Op naam van Archimedes staan verschillende verhalen en uitspraken, die een voldoende historische basis missen. De bekendste zijn:
1. de woorden „Geef mij een plaats waar ik staan kan, en ik zal de aarde bewegen”, die Archimedes gesproken zou hebben nadat hij met een op het hefboomprincipe berustend werktuig een zeer groot en zwaar, voor den koning gebouwd, schip geheel alleen te water zou hebben gelaten;
2. de woorden „Man, breng mijn cirkels niet in de war”, doorgaans geciteerd in de vorm „Noli turbare circulos meos”, die hij gesproken zou hebben tot den Romeinsen soldaat, die hem even later doodde;
3. het verhaal, dat de koning een goudsmid verdacht, een voor hem te vervaardigen gouden krans met zilver te hebben vervalst. Archimedes zou aanvankelijk niet geweten hebben, hoe de vervalsing aan te tonen, maar toen hij in een tot de rand gevuld bad stapte, zou hij door het overlopen van het water op de mogelijkheid attent gemaakt zijn, de verplaatste hoeveelheid water te meten, en zou toen in zijn enthousiasme over deze ontdekking naakt de straat op gelopen zijn, roepende ,,Eurèka, eurèka”, d.w.z. „Ik heb het gevonden”.
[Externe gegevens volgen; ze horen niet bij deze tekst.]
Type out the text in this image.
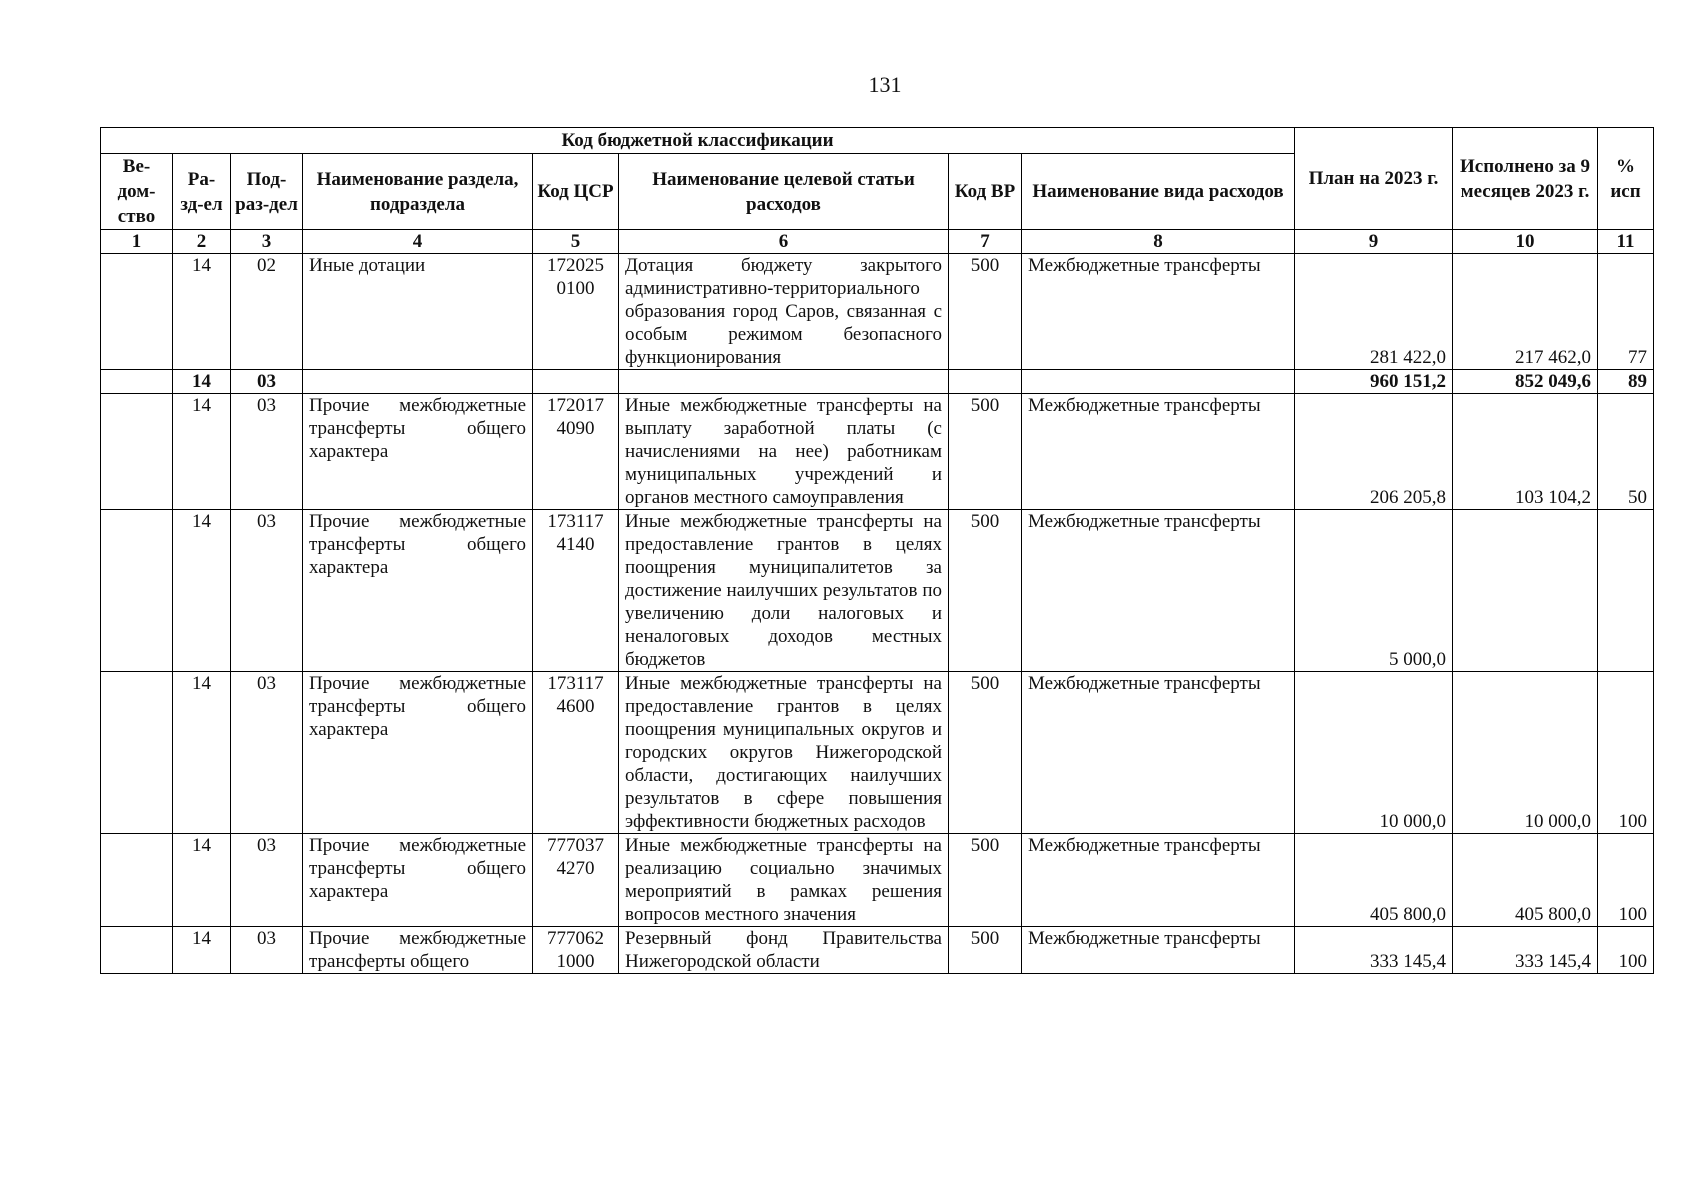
131
Код бюджетной классификации								План на 2023 г.	Исполнено за 9 месяцев 2023 г.	% исп
Ве-дом-ство	Ра-зд-ел	Под-раз-дел	Наименование раздела, подраздела	Код ЦСР	Наименование целевой статьи расходов	Код ВР	Наименование вида расходов			
1	2	3	4	5	6	7	8	9	10	11
	14	02	Иные дотации	172025 0100	Дотация бюджету закрытого административно-территориального образования город Саров, связанная с особым режимом безопасного функционирования	500	Межбюджетные трансферты	281 422,0	217 462,0	77
	14	03						960 151,2	852 049,6	89
	14	03	Прочие межбюджетные трансферты общего характера	172017 4090	Иные межбюджетные трансферты на выплату заработной платы (с начислениями на нее) работникам муниципальных учреждений и органов местного самоуправления	500	Межбюджетные трансферты	206 205,8	103 104,2	50
	14	03	Прочие межбюджетные трансферты общего характера	173117 4140	Иные межбюджетные трансферты на предоставление грантов в целях поощрения муниципалитетов за достижение наилучших результатов по увеличению доли налоговых и неналоговых доходов местных бюджетов	500	Межбюджетные трансферты	5 000,0		
	14	03	Прочие межбюджетные трансферты общего характера	173117 4600	Иные межбюджетные трансферты на предоставление грантов в целях поощрения муниципальных округов и городских округов Нижегородской области, достигающих наилучших результатов в сфере повышения эффективности бюджетных расходов	500	Межбюджетные трансферты	10 000,0	10 000,0	100
	14	03	Прочие межбюджетные трансферты общего характера	777037 4270	Иные межбюджетные трансферты на реализацию социально значимых мероприятий в рамках решения вопросов местного значения	500	Межбюджетные трансферты	405 800,0	405 800,0	100
	14	03	Прочие межбюджетные трансферты общего	777062 1000	Резервный фонд Правительства Нижегородской области	500	Межбюджетные трансферты	333 145,4	333 145,4	100
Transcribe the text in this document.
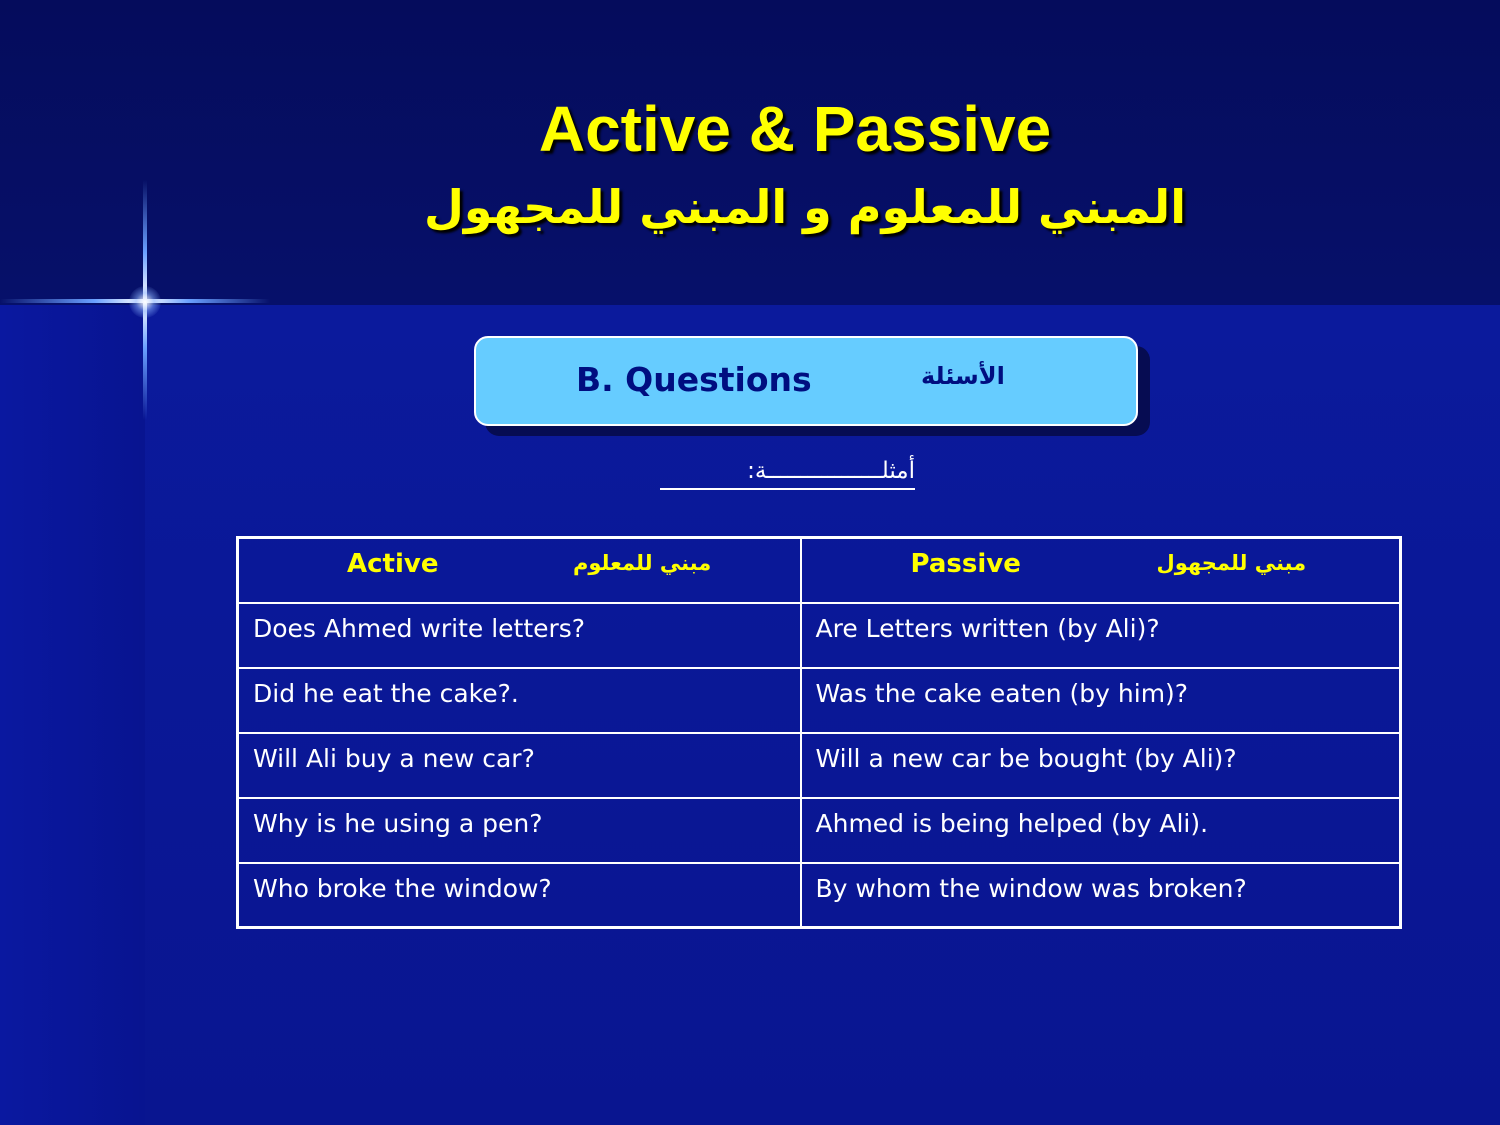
Active & Passive
المبني للمعلوم و المبني للمجهول
B. Questions	الأسئلة
أمثلـــــــــــــــــة:
Active مبني للمعلوم	Passive مبني للمجهول

Does Ahmed write letters?	Are Letters written (by Ali)?
Did he eat the cake?.	Was the cake eaten (by him)?
Will Ali buy a new car?	Will a new car be bought (by Ali)?
Why is he using a pen?	Ahmed is being helped (by Ali).
Who broke the window?	By whom the window was broken?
De werken van Archimedes zijn herhaaldelijk uitgegeven, o.a. door Niccolò Tartaglia (1543), Joseph Torelli (1792), T. L. Heath (1897), J. L. Heiberg (1910-1915), Paul Ver Eecke (1921). Van een bewerking in het Nederlands door E.
J. Dijksterhuis is één deel verschenen (1938).
PROF. DR D. VAN DANTZIG
Bibl., lit.: J. L. Heiberg, Archimedis opera omnia, 3 dln (Leipzig 1910-1915); P. Ver Eecke, Les oeuvres complètes d’Archimède, traduites du grec en français (Paris, Bruxelles 1921); E. J. Dijksterhuis, Archimedes (Groningen 1938).